Pembahasan Soal Ujian Profesi Aktuaris
SOAL
Jika variabel acak “age-at-failure” berdistribusi “exponential” dengan “mean” \(\frac{1}{\lambda }\) , manakah dari pernyataan berikut yang benar untuk \(\bar P\left( {{{\bar A}_x}} \right)\)?
- \(\bar P\left( {{{\bar A}_x}} \right) = \lambda \)
- \(\bar P\left( {{{\bar A}_x}} \right) = \frac{1}{\lambda }\)
- \(\bar P\left( {{{\bar A}_x}} \right) = \frac{\lambda }{{\lambda + \delta }}\)
- \(\bar P\left( {{{\bar A}_x}} \right) = \frac{\delta }{{\lambda + \delta }}\)
- \(\bar P\left( {{{\bar A}_x}} \right) = \frac{1}{{\lambda + \delta }}\)
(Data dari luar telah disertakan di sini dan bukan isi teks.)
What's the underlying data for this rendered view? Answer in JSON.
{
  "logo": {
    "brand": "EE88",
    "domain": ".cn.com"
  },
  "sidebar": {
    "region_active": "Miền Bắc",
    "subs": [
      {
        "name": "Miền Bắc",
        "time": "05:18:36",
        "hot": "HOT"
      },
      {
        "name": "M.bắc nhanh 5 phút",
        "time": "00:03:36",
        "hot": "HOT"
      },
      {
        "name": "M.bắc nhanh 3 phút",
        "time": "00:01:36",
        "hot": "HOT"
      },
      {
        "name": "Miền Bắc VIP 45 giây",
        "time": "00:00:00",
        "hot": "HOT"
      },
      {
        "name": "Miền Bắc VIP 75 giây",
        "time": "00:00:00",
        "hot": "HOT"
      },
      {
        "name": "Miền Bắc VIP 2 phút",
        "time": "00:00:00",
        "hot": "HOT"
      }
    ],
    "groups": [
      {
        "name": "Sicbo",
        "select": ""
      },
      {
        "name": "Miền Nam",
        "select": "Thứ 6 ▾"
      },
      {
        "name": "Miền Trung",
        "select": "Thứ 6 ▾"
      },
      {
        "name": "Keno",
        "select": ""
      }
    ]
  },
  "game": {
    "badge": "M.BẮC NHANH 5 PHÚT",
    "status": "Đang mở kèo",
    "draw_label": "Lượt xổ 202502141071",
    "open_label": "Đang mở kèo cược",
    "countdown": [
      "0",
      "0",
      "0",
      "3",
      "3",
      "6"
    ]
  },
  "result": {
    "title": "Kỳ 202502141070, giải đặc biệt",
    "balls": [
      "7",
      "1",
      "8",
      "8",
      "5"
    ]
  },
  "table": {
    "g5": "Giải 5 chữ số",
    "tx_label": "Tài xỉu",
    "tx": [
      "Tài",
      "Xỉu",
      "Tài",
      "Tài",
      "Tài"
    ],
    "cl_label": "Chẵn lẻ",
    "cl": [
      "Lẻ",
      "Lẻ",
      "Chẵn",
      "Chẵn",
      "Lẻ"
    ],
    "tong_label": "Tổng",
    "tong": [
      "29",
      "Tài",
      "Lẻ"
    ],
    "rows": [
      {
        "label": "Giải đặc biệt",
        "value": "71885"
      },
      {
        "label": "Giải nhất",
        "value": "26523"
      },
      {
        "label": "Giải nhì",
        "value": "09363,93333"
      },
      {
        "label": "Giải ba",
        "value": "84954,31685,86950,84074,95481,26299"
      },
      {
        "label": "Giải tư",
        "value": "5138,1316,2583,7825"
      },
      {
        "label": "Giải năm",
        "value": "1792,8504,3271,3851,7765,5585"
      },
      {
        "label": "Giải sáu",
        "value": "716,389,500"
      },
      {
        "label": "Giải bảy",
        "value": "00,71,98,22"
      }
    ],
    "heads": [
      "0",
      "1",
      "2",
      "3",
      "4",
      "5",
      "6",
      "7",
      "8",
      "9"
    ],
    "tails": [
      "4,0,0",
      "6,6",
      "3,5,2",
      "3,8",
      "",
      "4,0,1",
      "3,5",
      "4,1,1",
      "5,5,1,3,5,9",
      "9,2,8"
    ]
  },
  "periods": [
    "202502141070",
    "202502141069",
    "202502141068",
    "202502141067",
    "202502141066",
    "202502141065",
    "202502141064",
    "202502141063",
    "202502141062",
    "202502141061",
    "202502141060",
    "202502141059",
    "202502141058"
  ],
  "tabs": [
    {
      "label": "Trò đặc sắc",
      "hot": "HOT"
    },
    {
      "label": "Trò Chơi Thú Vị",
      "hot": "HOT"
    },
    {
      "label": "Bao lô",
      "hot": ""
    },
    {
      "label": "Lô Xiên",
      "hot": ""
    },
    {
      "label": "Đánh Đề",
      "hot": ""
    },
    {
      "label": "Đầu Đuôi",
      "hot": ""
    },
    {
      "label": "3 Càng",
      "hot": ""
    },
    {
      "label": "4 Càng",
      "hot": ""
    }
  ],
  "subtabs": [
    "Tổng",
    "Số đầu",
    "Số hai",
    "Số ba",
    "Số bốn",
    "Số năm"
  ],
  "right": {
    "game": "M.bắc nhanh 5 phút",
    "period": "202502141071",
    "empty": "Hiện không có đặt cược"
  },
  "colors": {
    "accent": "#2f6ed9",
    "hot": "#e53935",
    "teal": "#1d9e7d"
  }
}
Diketahui | variabel acak “age-at-failure” berdistribusi “exponential” dengan “mean” \(\frac{1}{\lambda }\) |
Rumus yang digunakan | \({\bar a_x} = \frac{1}{{\mu + \delta }}\)
\(\bar P\left( {{A_x}} \right) = \frac{{{{\bar A}_x}}}{{{{\bar a}_x}}}\)
Untuk \(\mu \) dan \(\delta \) konstan \({\bar A_x} = \frac{\mu }{{\mu + \delta }}\) |
Proses pengerjaan | \(\bar P\left( {{A_x}} \right) = \frac{{{{\bar A}_x}}}{{{{\bar a}_x}}} = \frac{{\frac{\lambda }{{\lambda + \delta }}}}{{\frac{1}{{\lambda + \delta }}}} = \lambda \) |
Jawaban | A. \(\bar P\left( {{{\bar A}_x}} \right) = \lambda \) |